第98章 頭脳派と肉体派に分かれるのがチーム分けの定番。
まさかそんな配慮が成されるとは思ってもみなかった。言われた瞬間は目を見開いた葵咲だったが、穏やかな笑顔に変えて受け答えする。佐々木の意図はよく分からないが、選択肢を与えられた事に気遣いが見え、少なくともぞんざいな扱いではない事が分かった。もしかしたら先程の葵咲の気遣いの橋渡しが良い方向へと向いたのかもしれない。そんな希望を胸に、にこにこと笑顔を向けていると、佐々木は変わらぬ表情で続ける。

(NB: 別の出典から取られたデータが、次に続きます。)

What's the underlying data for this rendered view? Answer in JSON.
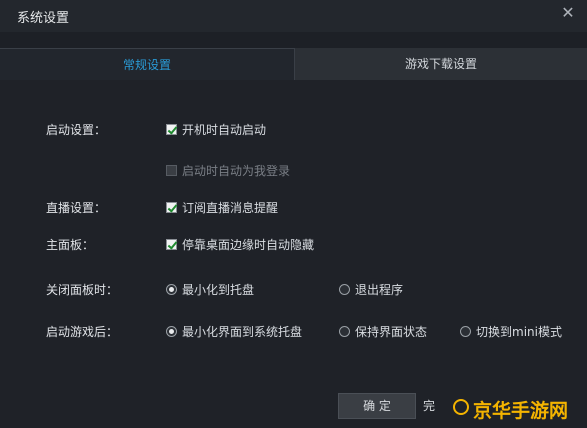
{
  "window": {
    "title": "系统设置",
    "close_glyph": "✕"
  },
  "tabs": [
    {
      "label": "常规设置",
      "active": true
    },
    {
      "label": "游戏下载设置",
      "active": false
    }
  ],
  "settings": {
    "startup": {
      "label": "启动设置：",
      "options": [
        {
          "label": "开机时自动启动",
          "checked": true,
          "enabled": true
        },
        {
          "label": "启动时自动为我登录",
          "checked": false,
          "enabled": false
        }
      ]
    },
    "live": {
      "label": "直播设置：",
      "options": [
        {
          "label": "订阅直播消息提醒",
          "checked": true,
          "enabled": true
        }
      ]
    },
    "main_panel": {
      "label": "主面板：",
      "options": [
        {
          "label": "停靠桌面边缘时自动隐藏",
          "checked": true,
          "enabled": true
        }
      ]
    },
    "close_panel": {
      "label": "关闭面板时：",
      "options": [
        {
          "label": "最小化到托盘",
          "selected": true
        },
        {
          "label": "退出程序",
          "selected": false
        }
      ]
    },
    "game_start": {
      "label": "启动游戏后：",
      "options": [
        {
          "label": "最小化界面到系统托盘",
          "selected": true
        },
        {
          "label": "保持界面状态",
          "selected": false
        },
        {
          "label": "切换到mini模式",
          "selected": false
        }
      ]
    }
  },
  "buttons": {
    "ok": "确 定",
    "cancel": "完"
  },
  "watermark": {
    "text": "京华手游网"
  },
  "colors": {
    "accent": "#2a9bd6",
    "check": "#1f8a2f",
    "watermark": "#f4b400"
  }
}
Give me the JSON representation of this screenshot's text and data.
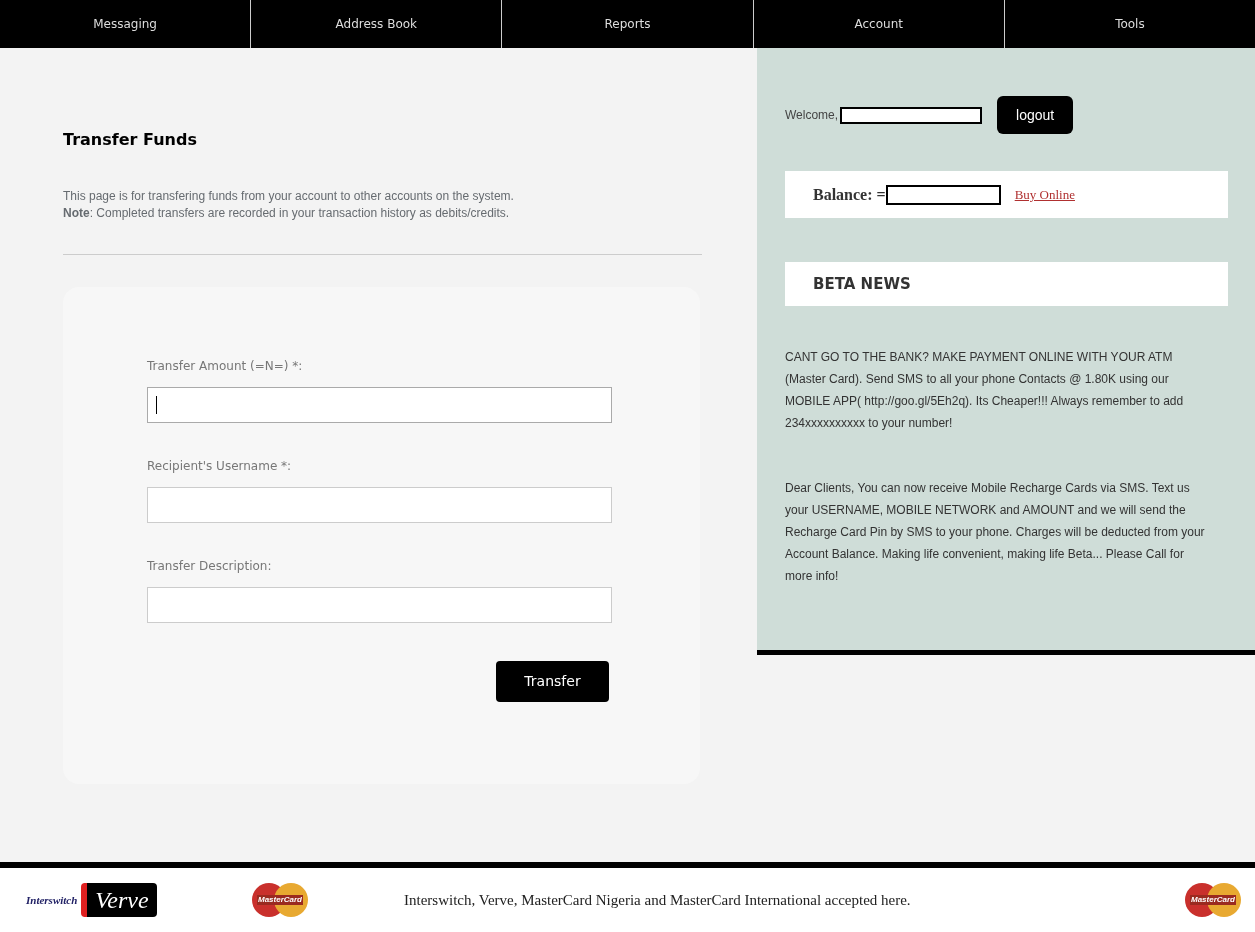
{
  "nav": [
    {
      "label": "Messaging"
    },
    {
      "label": "Address Book"
    },
    {
      "label": "Reports"
    },
    {
      "label": "Account"
    },
    {
      "label": "Tools"
    }
  ],
  "main": {
    "title": "Transfer Funds",
    "intro": "This page is for transfering funds from your account to other accounts on the system.",
    "note": "**Note**: Completed transfers are recorded in your transaction history as debits/credits.",
    "fields": [
      {
        "label": "Transfer Amount (=N=) *:",
        "focused": true
      },
      {
        "label": "Recipient's Username *:",
        "focused": false
      },
      {
        "label": "Transfer Description:",
        "focused": false
      }
    ],
    "submit": "Transfer"
  },
  "sidebar": {
    "welcome": "Welcome,",
    "logout": "logout",
    "balance_label": "Balance: =",
    "buy_link": "Buy Online",
    "news_title": "BETA NEWS",
    "news": [
      "CANT GO TO THE BANK? MAKE PAYMENT ONLINE WITH YOUR ATM (Master Card). Send SMS to all your phone Contacts @ 1.80K using our MOBILE APP( http://goo.gl/5Eh2q). Its Cheaper!!! Always remember to add 234xxxxxxxxxx to your number!",
      "Dear Clients, You can now receive Mobile Recharge Cards via SMS. Text us your USERNAME, MOBILE NETWORK and AMOUNT and we will send the Recharge Card Pin by SMS to your phone. Charges will be deducted from your Account Balance. Making life convenient, making life Beta... Please Call for more info!"
    ]
  },
  "footer": {
    "logos": {
      "interswitch": "Interswitch",
      "verve": "Verve",
      "mastercard": "MasterCard",
      "mastercard_right": "MasterCard"
    },
    "text": "Interswitch, Verve, MasterCard Nigeria and MasterCard International accepted here."
  }
}
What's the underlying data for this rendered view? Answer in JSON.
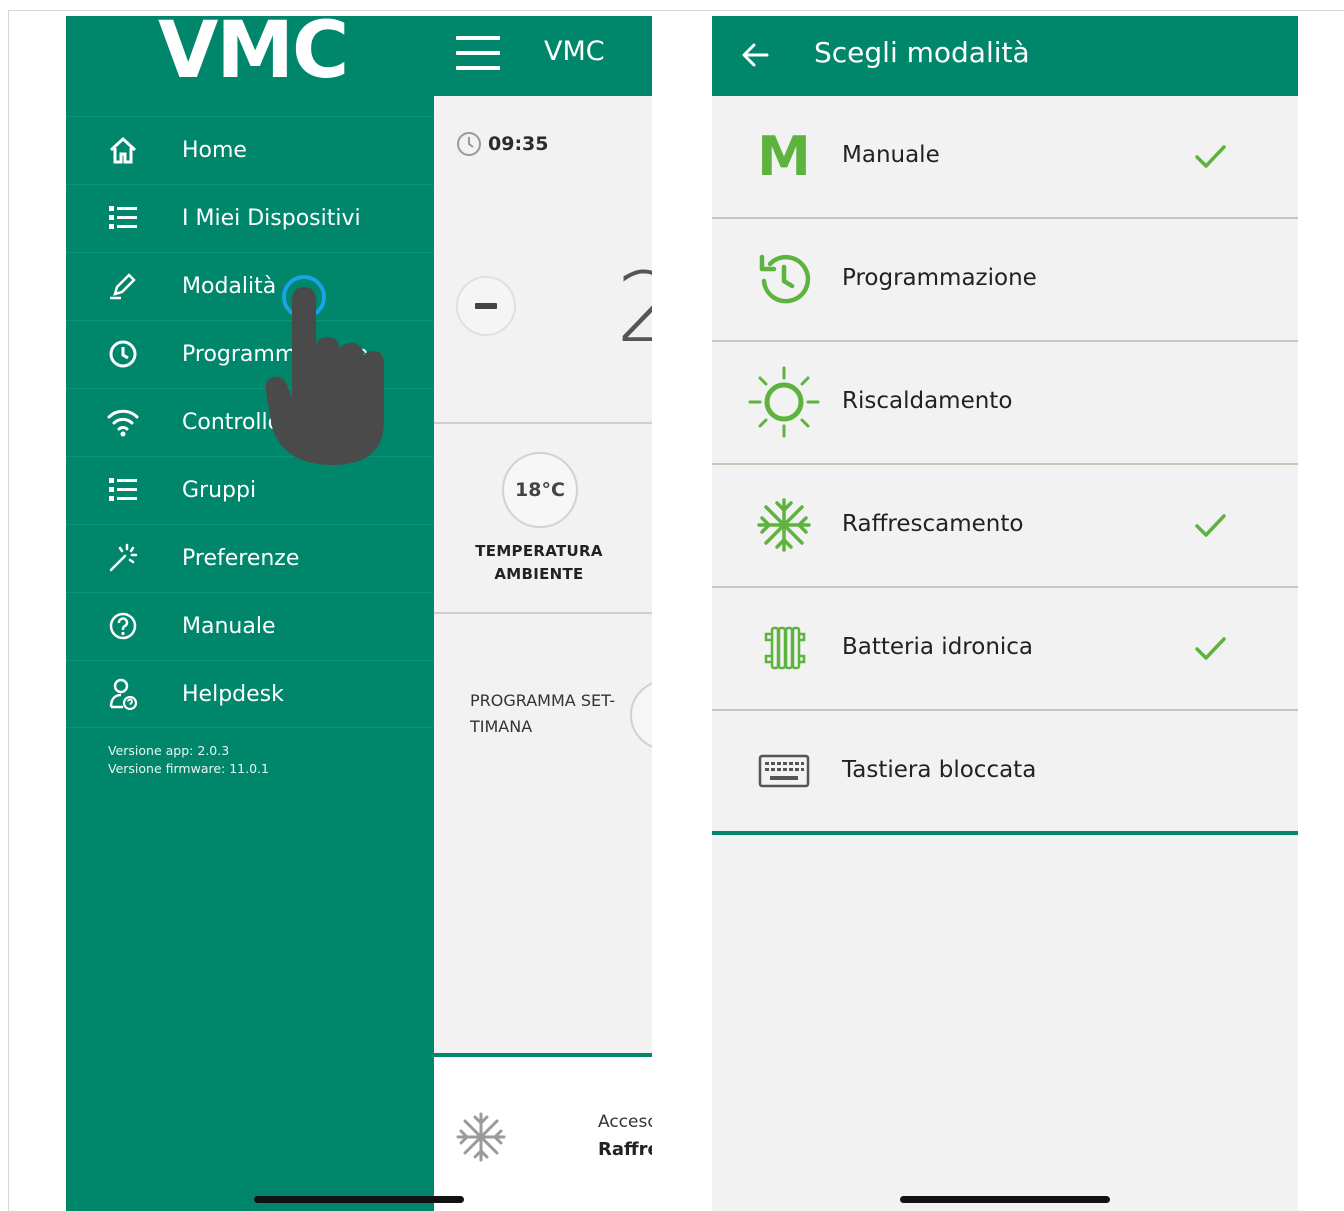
{
  "left_screen": {
    "logo": "VMC",
    "topbar_title": "VMC",
    "menu_items": [
      {
        "label": "Home",
        "icon": "home-icon"
      },
      {
        "label": "I Miei Dispositivi",
        "icon": "list-icon"
      },
      {
        "label": "Modalità",
        "icon": "pencil-icon"
      },
      {
        "label": "Programmazione",
        "icon": "clock-icon"
      },
      {
        "label": "Controllo",
        "icon": "wifi-icon"
      },
      {
        "label": "Gruppi",
        "icon": "list-icon"
      },
      {
        "label": "Preferenze",
        "icon": "magic-wand-icon"
      },
      {
        "label": "Manuale",
        "icon": "help-icon"
      },
      {
        "label": "Helpdesk",
        "icon": "helpdesk-icon"
      }
    ],
    "version_app": "Versione app: 2.0.3",
    "version_firmware": "Versione firmware: 11.0.1",
    "time": "09:35",
    "big_value": "2",
    "temperature": "18°C",
    "temperature_label_1": "TEMPERATURA",
    "temperature_label_2": "AMBIENTE",
    "program_label_1": "PROGRAMMA SET-",
    "program_label_2": "TIMANA",
    "footer_status": "Accesc",
    "footer_mode": "Raffre"
  },
  "right_screen": {
    "title": "Scegli modalità",
    "modes": [
      {
        "label": "Manuale",
        "icon": "manual-m-icon",
        "checked": true
      },
      {
        "label": "Programmazione",
        "icon": "schedule-clock-icon",
        "checked": false
      },
      {
        "label": "Riscaldamento",
        "icon": "sun-icon",
        "checked": false
      },
      {
        "label": "Raffrescamento",
        "icon": "snowflake-icon",
        "checked": true
      },
      {
        "label": "Batteria idronica",
        "icon": "radiator-icon",
        "checked": true
      },
      {
        "label": "Tastiera bloccata",
        "icon": "keyboard-icon",
        "checked": false
      }
    ],
    "manual_icon_letter": "M"
  },
  "colors": {
    "brand_green": "#00876b",
    "accent_green": "#5db33e",
    "background": "#f2f2f2"
  }
}
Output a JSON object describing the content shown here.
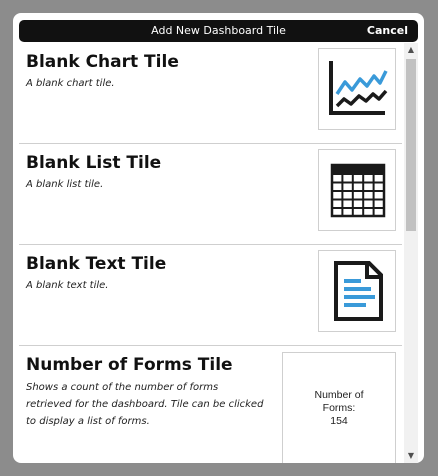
{
  "dialog": {
    "title": "Add New Dashboard Tile",
    "cancel_label": "Cancel"
  },
  "tiles": [
    {
      "title": "Blank Chart Tile",
      "description": "A blank chart tile.",
      "icon": "line-chart-icon"
    },
    {
      "title": "Blank List Tile",
      "description": "A blank list tile.",
      "icon": "table-grid-icon"
    },
    {
      "title": "Blank Text Tile",
      "description": "A blank text tile.",
      "icon": "text-document-icon"
    },
    {
      "title": "Number of Forms Tile",
      "description": "Shows a count of the number of forms retrieved for the dashboard. Tile can be clicked to display a list of forms.",
      "preview_label": "Number of Forms:",
      "preview_value": "154"
    }
  ],
  "colors": {
    "accent_blue": "#3a9ad9",
    "header_bg": "#111111",
    "backdrop": "#8c8c8c"
  }
}
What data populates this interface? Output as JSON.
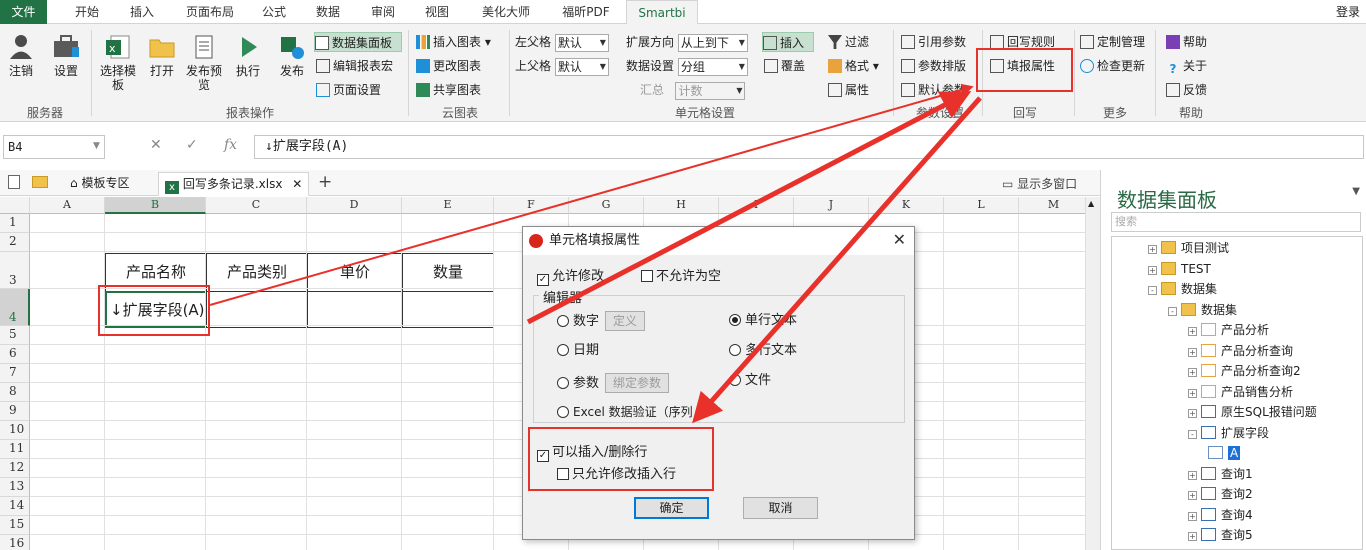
{
  "tabs": [
    "文件",
    "开始",
    "插入",
    "页面布局",
    "公式",
    "数据",
    "审阅",
    "视图",
    "美化大师",
    "福昕PDF",
    "Smartbi"
  ],
  "login": "登录",
  "ribbon": {
    "server": {
      "logout": "注销",
      "settings": "设置",
      "group": "服务器"
    },
    "report": {
      "select_template": "选择模板",
      "open": "打开",
      "publish_preview": "发布预览",
      "execute": "执行",
      "publish": "发布",
      "dataset_panel": "数据集面板",
      "edit_macro": "编辑报表宏",
      "page_setup": "页面设置",
      "group": "报表操作"
    },
    "cloud": {
      "insert_chart": "插入图表",
      "update_chart": "更改图表",
      "share_chart": "共享图表",
      "group": "云图表"
    },
    "cell": {
      "left_parent": "左父格",
      "left_parent_value": "默认",
      "top_parent": "上父格",
      "top_parent_value": "默认",
      "expand_dir": "扩展方向",
      "expand_dir_value": "从上到下",
      "data_setting": "数据设置",
      "data_setting_value": "分组",
      "summary": "汇总",
      "summary_value": "计数",
      "insert": "插入",
      "overwrite": "覆盖",
      "filter": "过滤",
      "format": "格式",
      "property": "属性",
      "group": "单元格设置"
    },
    "param": {
      "ref_param": "引用参数",
      "param_layout": "参数排版",
      "default_param": "默认参数",
      "group": "参数设置"
    },
    "writeback": {
      "rules": "回写规则",
      "fill_property": "填报属性",
      "group": "回写"
    },
    "more": {
      "custom": "定制管理",
      "check_update": "检查更新",
      "group": "更多"
    },
    "help": {
      "help": "帮助",
      "about": "关于",
      "feedback": "反馈",
      "group": "帮助"
    }
  },
  "formula_bar": {
    "cell_ref": "B4",
    "formula": "↓扩展字段(A)"
  },
  "doc_tabs": {
    "template_area": "模板专区",
    "file": "回写多条记录.xlsx",
    "show_multi": "显示多窗口"
  },
  "sheet": {
    "columns": [
      "A",
      "B",
      "C",
      "D",
      "E",
      "F",
      "G",
      "H",
      "I",
      "J",
      "K",
      "L",
      "M"
    ],
    "rows": [
      "1",
      "2",
      "3",
      "4",
      "5",
      "6",
      "7",
      "8",
      "9",
      "10",
      "11",
      "12",
      "13",
      "14",
      "15",
      "16"
    ],
    "headers": [
      "产品名称",
      "产品类别",
      "单价",
      "数量"
    ],
    "b4": "↓扩展字段(A)"
  },
  "panel": {
    "title": "数据集面板",
    "search_placeholder": "搜索",
    "tree": [
      "项目测试",
      "TEST",
      "数据集",
      "数据集",
      "产品分析",
      "产品分析查询",
      "产品分析查询2",
      "产品销售分析",
      "原生SQL报错问题",
      "扩展字段",
      "A",
      "查询1",
      "查询2",
      "查询4",
      "查询5"
    ]
  },
  "dialog": {
    "title": "单元格填报属性",
    "allow_modify": "允许修改",
    "not_null": "不允许为空",
    "editor": "编辑器",
    "number": "数字",
    "define": "定义",
    "single_text": "单行文本",
    "date": "日期",
    "multi_text": "多行文本",
    "param": "参数",
    "bind_param": "绑定参数",
    "file": "文件",
    "excel_validation": "Excel 数据验证（序列",
    "allow_insert_delete": "可以插入/删除行",
    "only_modify_inserted": "只允许修改插入行",
    "ok": "确定",
    "cancel": "取消"
  },
  "colors": {
    "excel_green": "#217346",
    "annotation_red": "#e8312b"
  }
}
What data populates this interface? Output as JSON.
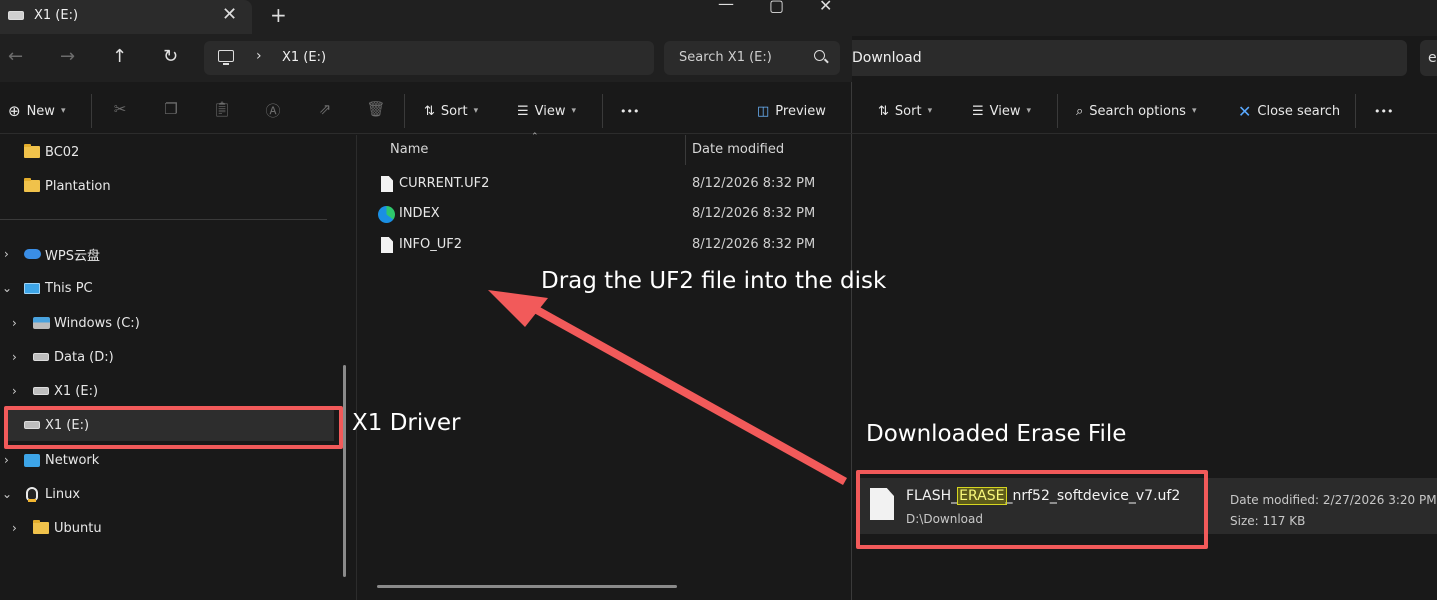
{
  "left_window": {
    "tab_title": "X1 (E:)",
    "tab_close_glyph": "✕",
    "new_tab_glyph": "+",
    "address_path": "X1 (E:)",
    "search_placeholder": "Search X1 (E:)",
    "toolbar": {
      "new_label": "New",
      "sort_label": "Sort",
      "view_label": "View",
      "more_glyph": "•••",
      "preview_label": "Preview"
    },
    "nav_items": {
      "bc02": "BC02",
      "plantation": "Plantation",
      "wps": "WPS云盘",
      "this_pc": "This PC",
      "windows_c": "Windows (C:)",
      "data_d": "Data (D:)",
      "x1_e_child": "X1 (E:)",
      "x1_e_selected": "X1 (E:)",
      "network": "Network",
      "linux": "Linux",
      "ubuntu": "Ubuntu"
    },
    "columns": {
      "name": "Name",
      "date": "Date modified"
    },
    "files": [
      {
        "name": "CURRENT.UF2",
        "date": "8/12/2026 8:32 PM"
      },
      {
        "name": "INDEX",
        "date": "8/12/2026 8:32 PM"
      },
      {
        "name": "INFO_UF2",
        "date": "8/12/2026 8:32 PM"
      }
    ]
  },
  "right_window": {
    "address_path": "Download",
    "search_partial": "e",
    "toolbar": {
      "sort_label": "Sort",
      "view_label": "View",
      "search_options_label": "Search options",
      "close_search_label": "Close search",
      "more_glyph": "•••"
    },
    "result": {
      "name_prefix": "FLASH_",
      "name_highlight": "ERASE",
      "name_suffix": "_nrf52_softdevice_v7.uf2",
      "path": "D:\\Download",
      "date_modified": "Date modified: 2/27/2026 3:20 PM",
      "size": "Size: 117 KB"
    }
  },
  "annotations": {
    "drag_text": "Drag the UF2 file into the disk",
    "driver_text": "X1 Driver",
    "erase_text": "Downloaded Erase File"
  },
  "colors": {
    "annotation_red": "#f25a5a",
    "highlight": "#f8f87a",
    "background": "#191919"
  }
}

佐々木「本来、貴女は見廻組(こちら側)の人間でしょう。真選組にいて宜しいのですか?」
葵咲「?」
佐々木「今からでも遅くはありません。エリート集団、見廻組に入りませんか?」
葵咲「!」
まさかの引き抜き。ここでそんな提案を受けるとは想像だにしていなかった。
葵咲が驚いた表情で言葉を失っていると、佐々木は葵咲の前へと右手を差し出しながら不敵な笑みを浮かべた。
佐々木「前将軍、定々様の側近としてもお仕えしていた名門、市村家の家紋を背負う貴女なら大歓迎ですよ。」
葵咲「・・・・・。」
どう受け止めたら良いのやら。橋渡しどころか、更なる軋轢を生みそうな処遇。もとより見廻組に移るつもりはないのだが、ここでその提案を受け入れたり、考えるような素振りを見せてしまえば、真選組と見廻組との関係は悪化しそうだ。かと言って言葉選ばず無下に断っても、佐々木の機嫌を損ねて両者の関係の溝を深め兼ねない。